On the positives, I'm glad I've moved out and I'm living with my boyfriend (2 years ago last Feb and I haven't burnt the house down!), makes me feel somewhat adult! I don't want to be one of those people who are 30, single, living with their parents and sitting on their arse claiming job seekers, or in the case of those with CF who can work and aren't restricted, sitting on their arse claiming they can't work cos they may get ill.

Actually that's something that's been pissing me off a treat - I work hard at the gym, and even if I feel like crap I do what I can. I had a gym class last night and for some reason kept having coughing fits at the slightest movement, rather than after having put work in to warrant it. But a coughing fit doesn't mean I give up and walk out. I'll catch my breath and join in again and do what I can. It irritates me no end when I see those with CF who claim they can't do exercise - yes you can! "But I cough loads and get out of breath" That's the bloody point! It counts as physio, and more importantly, you can get out of breath and it be nothing to do with CF, you're probably unfit as you just insist you can't do anything. The only way to know is if you stick at it and compare yourself later on, and see if you still get out of breath at the same time. If you do, then yeah you can say its cos of CF but at that point all those days/weeks of exercise have probably done your lungs a good benefit already. People who make excuses are starting to really rile me up. They'll throw lung function numbers around like its meant to stop you in your tracks, but the truth is, numbers don't matter. I know people with numbers at opposite ends of a spectrum and matched in terms of exercise tolerance, or the person with lower numbers doing better than the one with the lung function of a perfectly healthy person.
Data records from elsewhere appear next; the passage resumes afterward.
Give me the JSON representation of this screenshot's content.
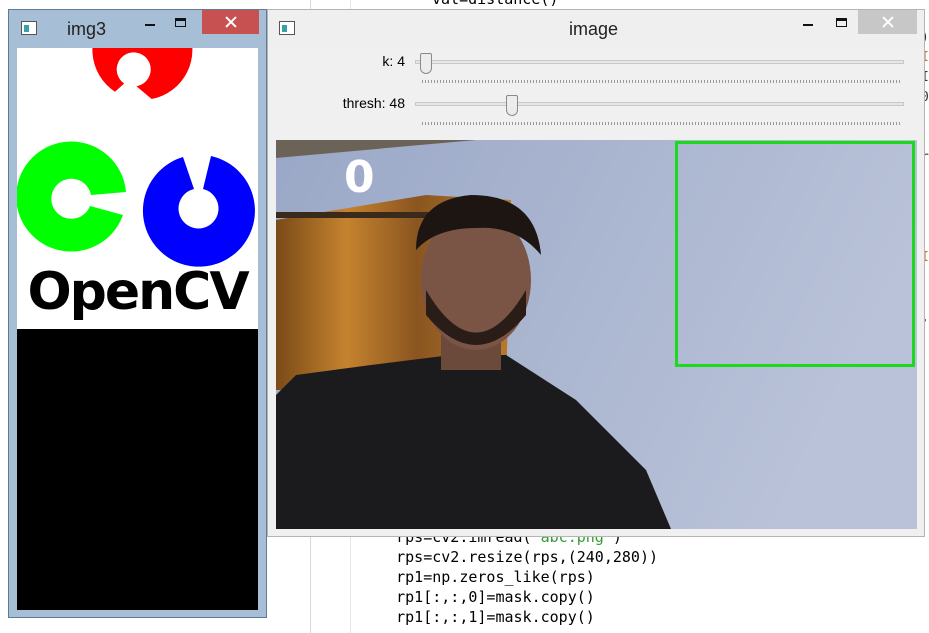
{
  "editor": {
    "lines": [
      {
        "pre": "    rps=cv2.imread(",
        "str": "'abc.png'",
        "post": ")"
      },
      {
        "pre": "    rps=cv2.resize(rps,(240,280))",
        "str": "",
        "post": ""
      },
      {
        "pre": "    rp1=np.zeros_like(rps)",
        "str": "",
        "post": ""
      },
      {
        "pre": "    rp1[:,:,0]=mask.copy()",
        "str": "",
        "post": ""
      },
      {
        "pre": "    rp1[:,:,1]=mask.copy()",
        "str": "",
        "post": ""
      }
    ],
    "top_fragment": "val=distance()"
  },
  "window_img3": {
    "title": "img3",
    "logo_text": "OpenCV",
    "colors": {
      "red": "#ff0000",
      "green": "#00ff00",
      "blue": "#0000ff"
    }
  },
  "window_image": {
    "title": "image",
    "trackbars": [
      {
        "label": "k: 4",
        "value": 4,
        "fraction": 0.01
      },
      {
        "label": "thresh: 48",
        "value": 48,
        "fraction": 0.19
      }
    ],
    "count_text": "0",
    "roi_color": "#1ed81e"
  },
  "icons": {
    "app": "app-window-icon",
    "minimize": "minimize-icon",
    "maximize": "maximize-icon",
    "close": "close-icon"
  }
}
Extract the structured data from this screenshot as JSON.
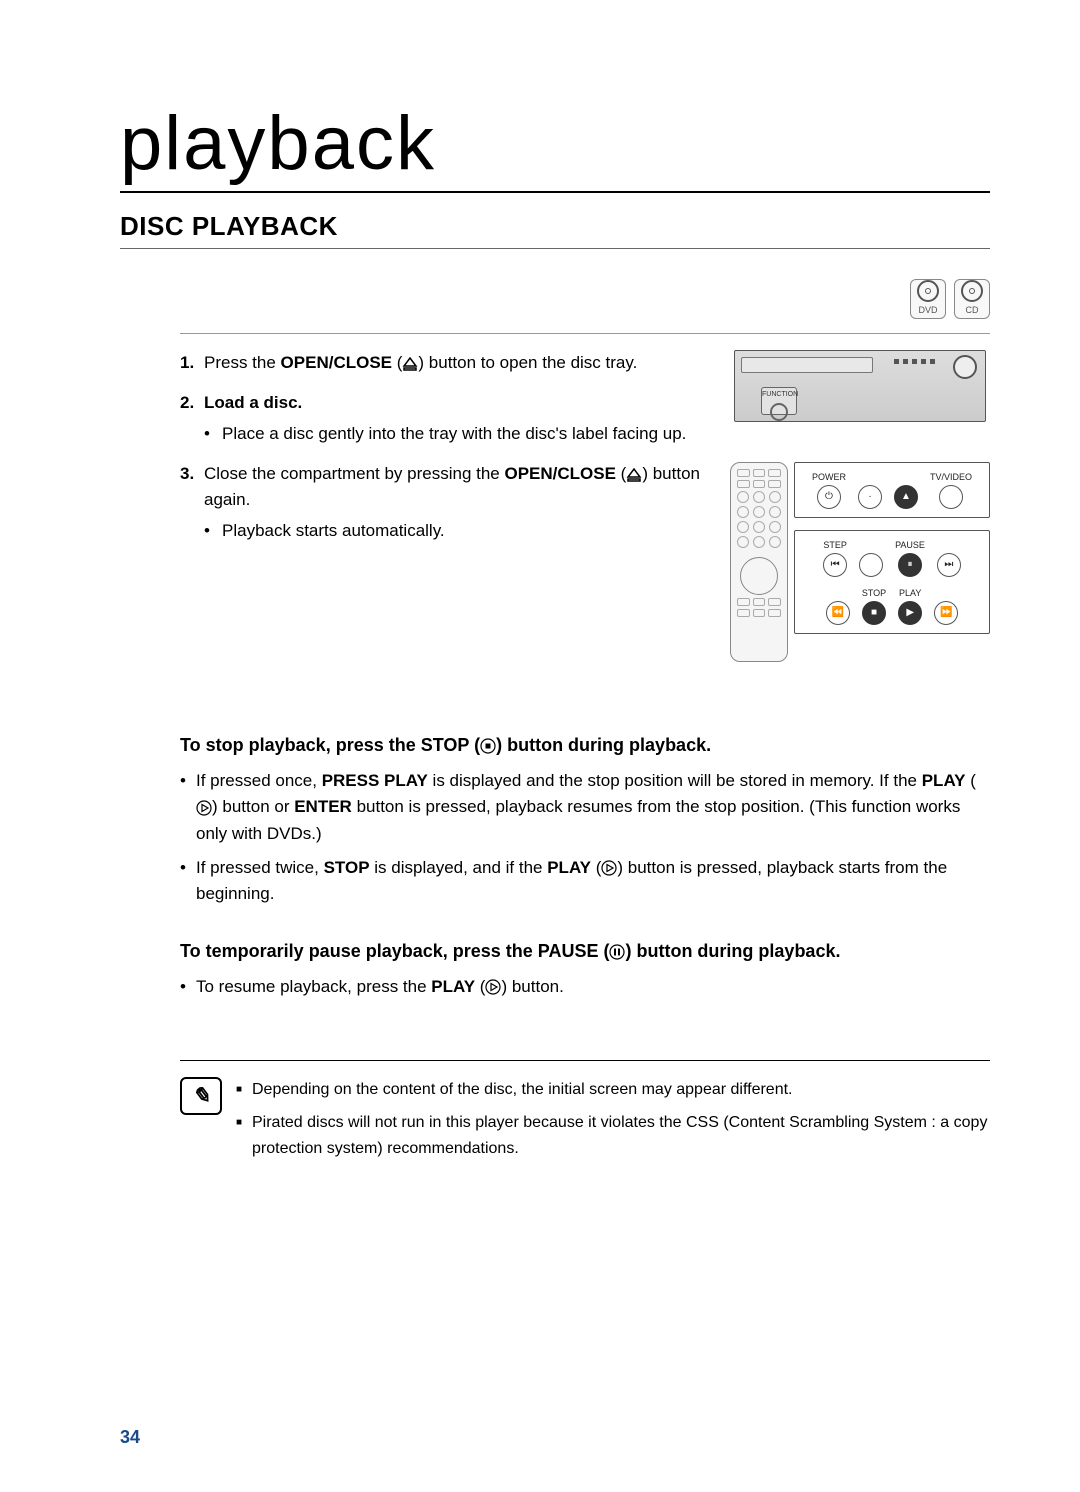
{
  "title": "playback",
  "section_heading": "DISC PLAYBACK",
  "badges": {
    "dvd": "DVD",
    "cd": "CD"
  },
  "steps": [
    {
      "num": "1.",
      "text_pre": "Press the ",
      "bold": "OPEN/CLOSE",
      "text_mid": " (",
      "text_post": ") button to open the disc tray."
    },
    {
      "num": "2.",
      "bold": "Load a disc.",
      "sub": "Place a disc gently into the tray with the disc's label facing up."
    },
    {
      "num": "3.",
      "text_pre": "Close the compartment by pressing the ",
      "bold": "OPEN/CLOSE",
      "text_mid": " (",
      "text_post": ") button again.",
      "sub": "Playback starts automatically."
    }
  ],
  "player": {
    "function_label": "FUNCTION"
  },
  "remote_callout": {
    "row1": {
      "power": "POWER",
      "tv": "TV/VIDEO"
    },
    "row2": {
      "step": "STEP",
      "pause": "PAUSE",
      "stop": "STOP",
      "play": "PLAY"
    }
  },
  "stop_section": {
    "heading_pre": "To stop playback, press the STOP (",
    "heading_post": ") button during playback.",
    "bullets": [
      {
        "parts": [
          {
            "t": "If pressed once, "
          },
          {
            "b": "PRESS PLAY"
          },
          {
            "t": " is displayed and the stop position will be stored in memory. If the "
          },
          {
            "b": "PLAY"
          },
          {
            "t": " ("
          },
          {
            "icon": "play"
          },
          {
            "t": ") button or "
          },
          {
            "b": "ENTER"
          },
          {
            "t": " button is pressed, playback resumes from the stop position. (This function works only with DVDs.)"
          }
        ]
      },
      {
        "parts": [
          {
            "t": "If pressed twice, "
          },
          {
            "b": "STOP"
          },
          {
            "t": " is displayed, and if the "
          },
          {
            "b": "PLAY"
          },
          {
            "t": " ("
          },
          {
            "icon": "play"
          },
          {
            "t": ") button is pressed, playback starts from the beginning."
          }
        ]
      }
    ]
  },
  "pause_section": {
    "heading_pre": "To temporarily pause playback, press the PAUSE (",
    "heading_post": ") button during playback.",
    "bullet_pre": "To resume playback, press the ",
    "bullet_bold": "PLAY",
    "bullet_mid": " (",
    "bullet_post": ") button."
  },
  "notes": [
    "Depending on the content of the disc, the initial screen may appear different.",
    "Pirated discs will not run in this player because it violates the CSS (Content Scrambling System : a copy protection system) recommendations."
  ],
  "page_number": "34"
}
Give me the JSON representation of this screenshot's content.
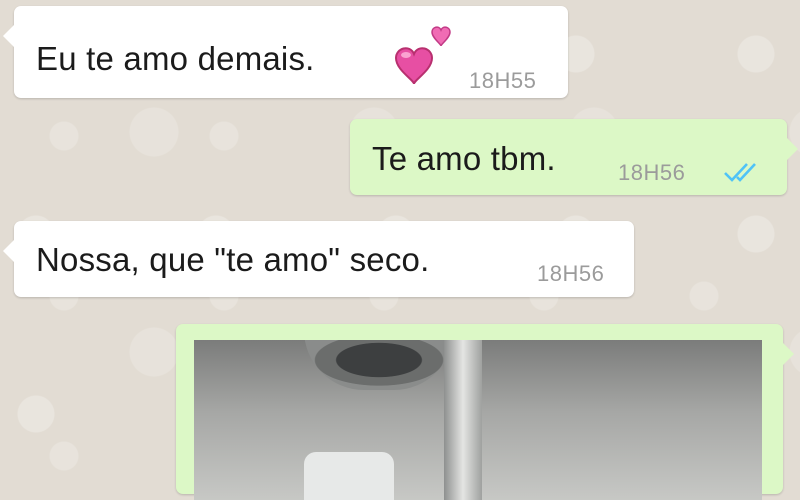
{
  "messages": [
    {
      "direction": "incoming",
      "text": "Eu te amo demais.",
      "emoji": "two-hearts",
      "time": "18H55"
    },
    {
      "direction": "outgoing",
      "text": "Te amo tbm.",
      "time": "18H56",
      "status": "read-double-check"
    },
    {
      "direction": "incoming",
      "text": "Nossa, que \"te amo\" seco.",
      "time": "18H56"
    },
    {
      "direction": "outgoing",
      "type": "image"
    }
  ],
  "colors": {
    "incoming_bubble": "#ffffff",
    "outgoing_bubble": "#dcf8c6",
    "read_ticks": "#4fc3f7",
    "timestamp": "#9b9b9b",
    "heart": "#e74fa3"
  }
}
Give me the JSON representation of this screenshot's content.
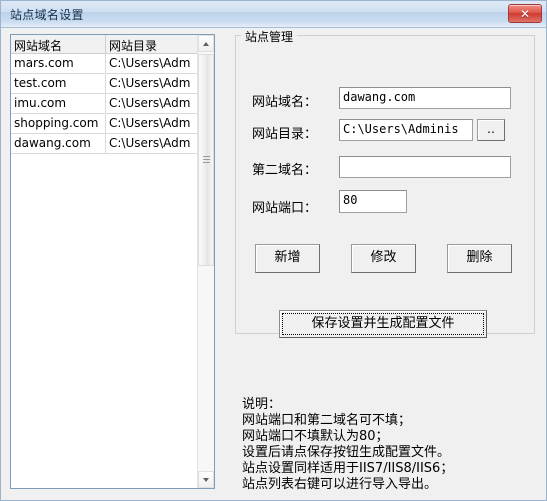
{
  "window": {
    "title": "站点域名设置",
    "close_label": "✕",
    "accent_title_color": "#15314f",
    "close_button_color": "#cd3b32"
  },
  "listview": {
    "columns": [
      "网站域名",
      "网站目录"
    ],
    "rows": [
      {
        "domain": "mars.com",
        "dir": "C:\\Users\\Adm"
      },
      {
        "domain": "test.com",
        "dir": "C:\\Users\\Adm"
      },
      {
        "domain": "imu.com",
        "dir": "C:\\Users\\Adm"
      },
      {
        "domain": "shopping.com",
        "dir": "C:\\Users\\Adm"
      },
      {
        "domain": "dawang.com",
        "dir": "C:\\Users\\Adm"
      }
    ],
    "scrollbar": {
      "up_arrow": "▲",
      "down_arrow": "▼"
    }
  },
  "groupbox": {
    "title": "站点管理",
    "fields": [
      {
        "label": "网站域名：",
        "value": "dawang.com",
        "placeholder": ""
      },
      {
        "label": "网站目录：",
        "value": "C:\\Users\\Adminis",
        "placeholder": ""
      },
      {
        "label": "第二域名：",
        "value": "",
        "placeholder": ""
      },
      {
        "label": "网站端口：",
        "value": "80",
        "placeholder": ""
      }
    ],
    "browse_label": "‥",
    "buttons": {
      "add": "新增",
      "edit": "修改",
      "delete": "删除",
      "save": "保存设置并生成配置文件"
    }
  },
  "help": {
    "text": "说明：\n网站端口和第二域名可不填；\n网站端口不填默认为80；\n设置后请点保存按钮生成配置文件。\n站点设置同样适用于IIS7/IIS8/IIS6；\n站点列表右键可以进行导入导出。"
  }
}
Right well that's my rant over. But honestly, get off your arse. Your sofa and the dent you're probably making in it will thank you at the very least.


1 comment:

Unknown said...

You totally contradicted yourself "in the case of those with CF who can work and aren't restricted, sitting on their arse claiming they can't work cos they may get ill".You're well enough to go the gym 3 times a week yet you got money from 2 CF charities to go on holiday hmm maybe pot calling the kettle black comes to mind.